MR. PRESIDING JUSTICE BURKE DELIVERED THE OPINION OF THE COURT. A decree was entered in July 1961 granting a divorce to defendant, counterplaintiff Beverly Jean Miller, hereinafter referred to as "defendant," and awarding her alimony, child custody, and child support for the children. In the years following the entry of the decree, defendant filed several petitions for rules to show cause against plaintiff, counterdefendant Solomon N. Miller, hereinafter referred to as "plaintiff," for nonpayment of alimony and child support. On plaintiff's petition in October 1963, portions of the original divorce decree were modified as to alimony and child support.

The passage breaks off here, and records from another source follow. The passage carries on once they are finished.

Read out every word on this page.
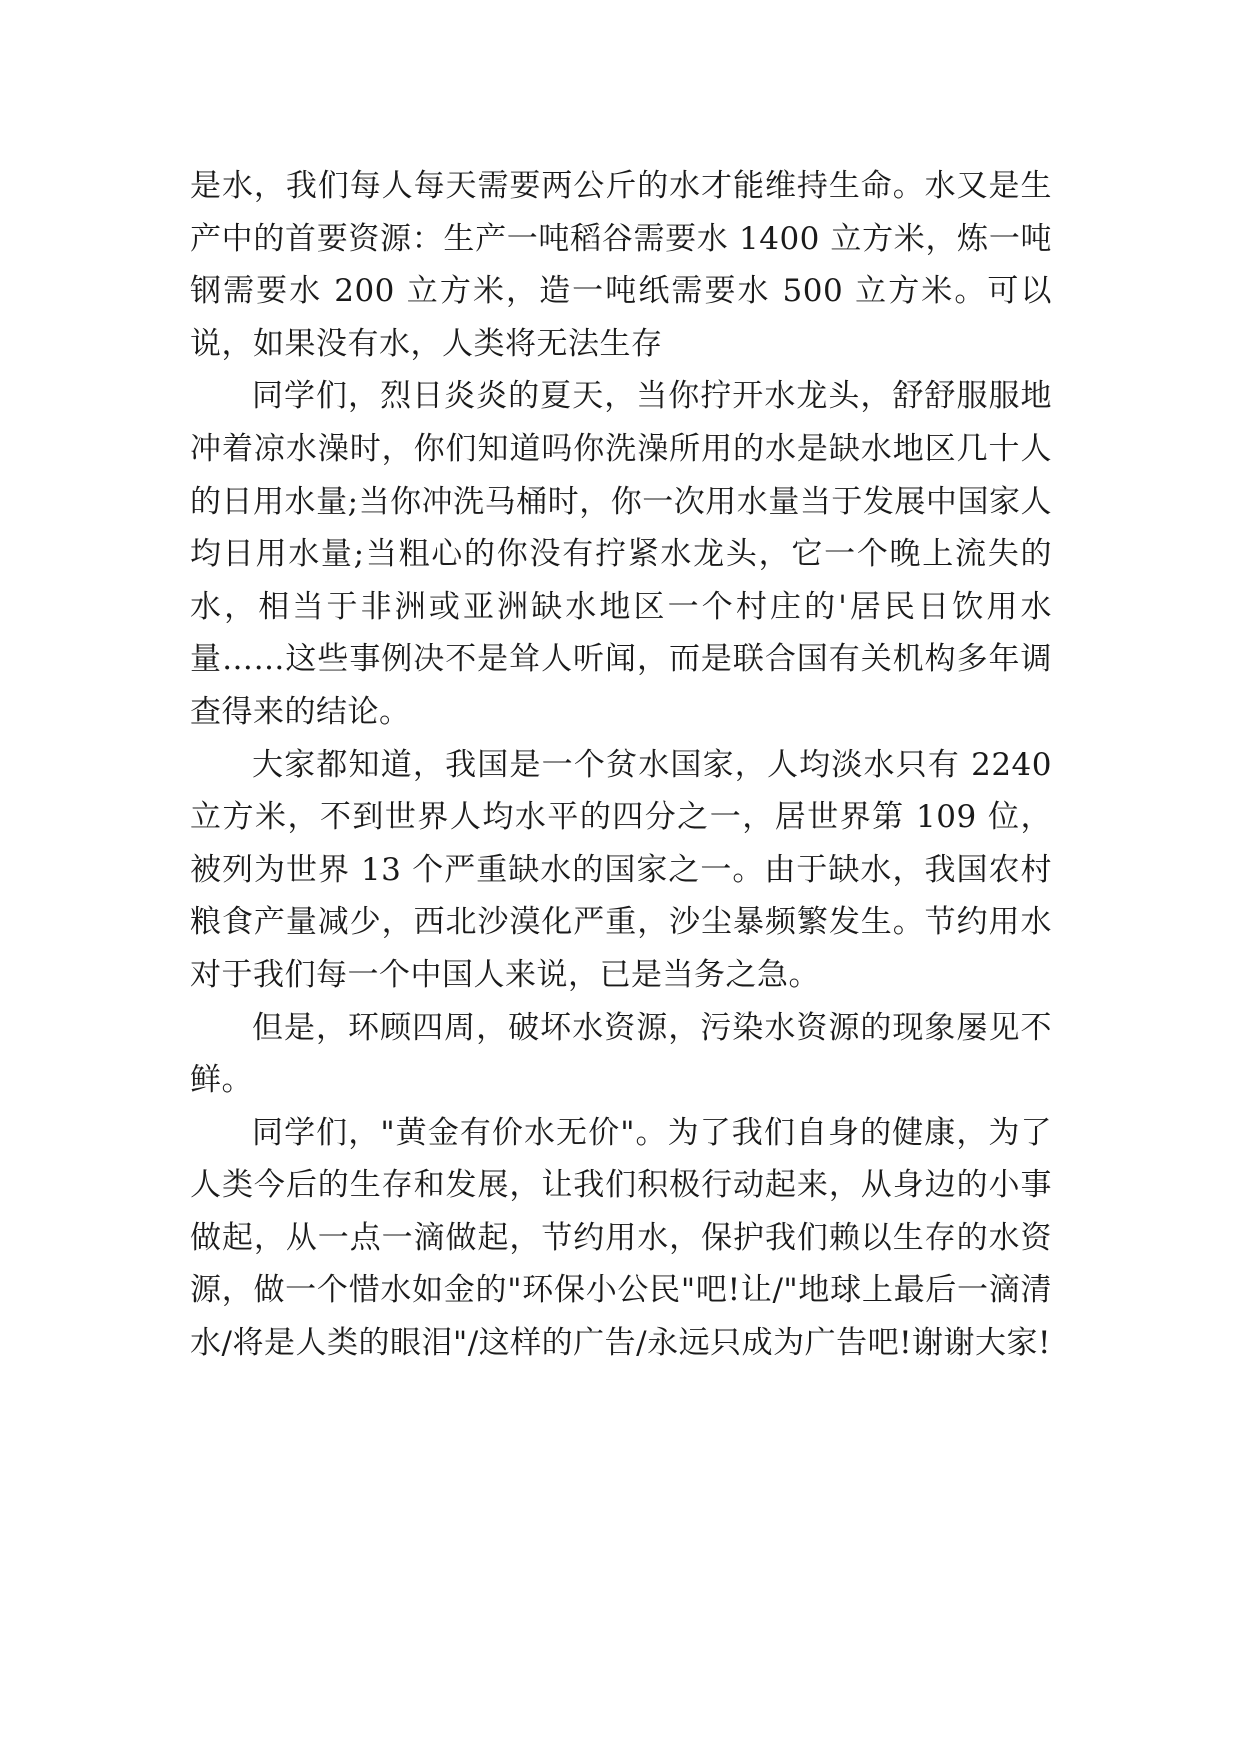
是水，我们每人每天需要两公斤的水才能维持生命。水又是生产中的首要资源：生产一吨稻谷需要水 1400 立方米，炼一吨钢需要水 200 立方米，造一吨纸需要水 500 立方米。可以说，如果没有水，人类将无法生存

同学们，烈日炎炎的夏天，当你拧开水龙头，舒舒服服地冲着凉水澡时，你们知道吗你洗澡所用的水是缺水地区几十人的日用水量;当你冲洗马桶时，你一次用水量当于发展中国家人均日用水量;当粗心的你没有拧紧水龙头，它一个晚上流失的水，相当于非洲或亚洲缺水地区一个村庄的'居民日饮用水量……这些事例决不是耸人听闻，而是联合国有关机构多年调查得来的结论。

大家都知道，我国是一个贫水国家，人均淡水只有 2240 立方米，不到世界人均水平的四分之一，居世界第 109 位，被列为世界 13 个严重缺水的国家之一。由于缺水，我国农村粮食产量减少，西北沙漠化严重，沙尘暴频繁发生。节约用水对于我们每一个中国人来说，已是当务之急。

但是，环顾四周，破坏水资源，污染水资源的现象屡见不鲜。

同学们，"黄金有价水无价"。为了我们自身的健康，为了人类今后的生存和发展，让我们积极行动起来，从身边的小事做起，从一点一滴做起，节约用水，保护我们赖以生存的水资源，做一个惜水如金的"环保小公民"吧!让/"地球上最后一滴清水/将是人类的眼泪"/这样的广告/永远只成为广告吧!谢谢大家!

In March 1966, defendant again filed a petition against plaintiff for a rule to show cause following his failure to make alimony and child support payments; hearing on the petition was set for April 21, 1966. Plaintiff thereupon filed another petition for modification of the 1963 amended decree as to alimony and child support, alleging as grounds a drastic change in his financial circumstances due to personal insolvency and the involuntary bankruptcy of his corporate business.
On April 14, 1966, the court entered the following order:
"On Petition of Solomon N. Miller, Plaintiff and Counter-Defendant to abate the payment to the Defendant and Counter-Plaintiff of support and maintenance of the minor children and alimony and the Court being advised in the premises, the Court hereby orders:
"2. That a sworn list of assets of the Plaintiff and Counter-Defendant be filed with this Court.
"3. That a rule is hereby entered against the Plaintiff and Counter-Defendant to show cause. . . .
"4. That payments continue to the defendant and Counter-Plaintiff until the further order of Court."
On May 9, 1966, plaintiff filed a petition for a "change of venue" from the trial judge and from seven other judges sitting in the Circuit Court of Cook County, which petition was subsequently denied. Plaintiff then filed his sworn statement of assets, as required under the April 14th order, and on May 12, 1966, the court entered an order denying plaintiff's petition for modification of the amended decree and holding him in contempt for failure to make alimony and child support payments. Plaintiff prosecutes this appeal from the order of May 9th denying his petition for a "change of venue," and from the May 12th order denying his petition for modification of the divorce decree and adjudging him in contempt.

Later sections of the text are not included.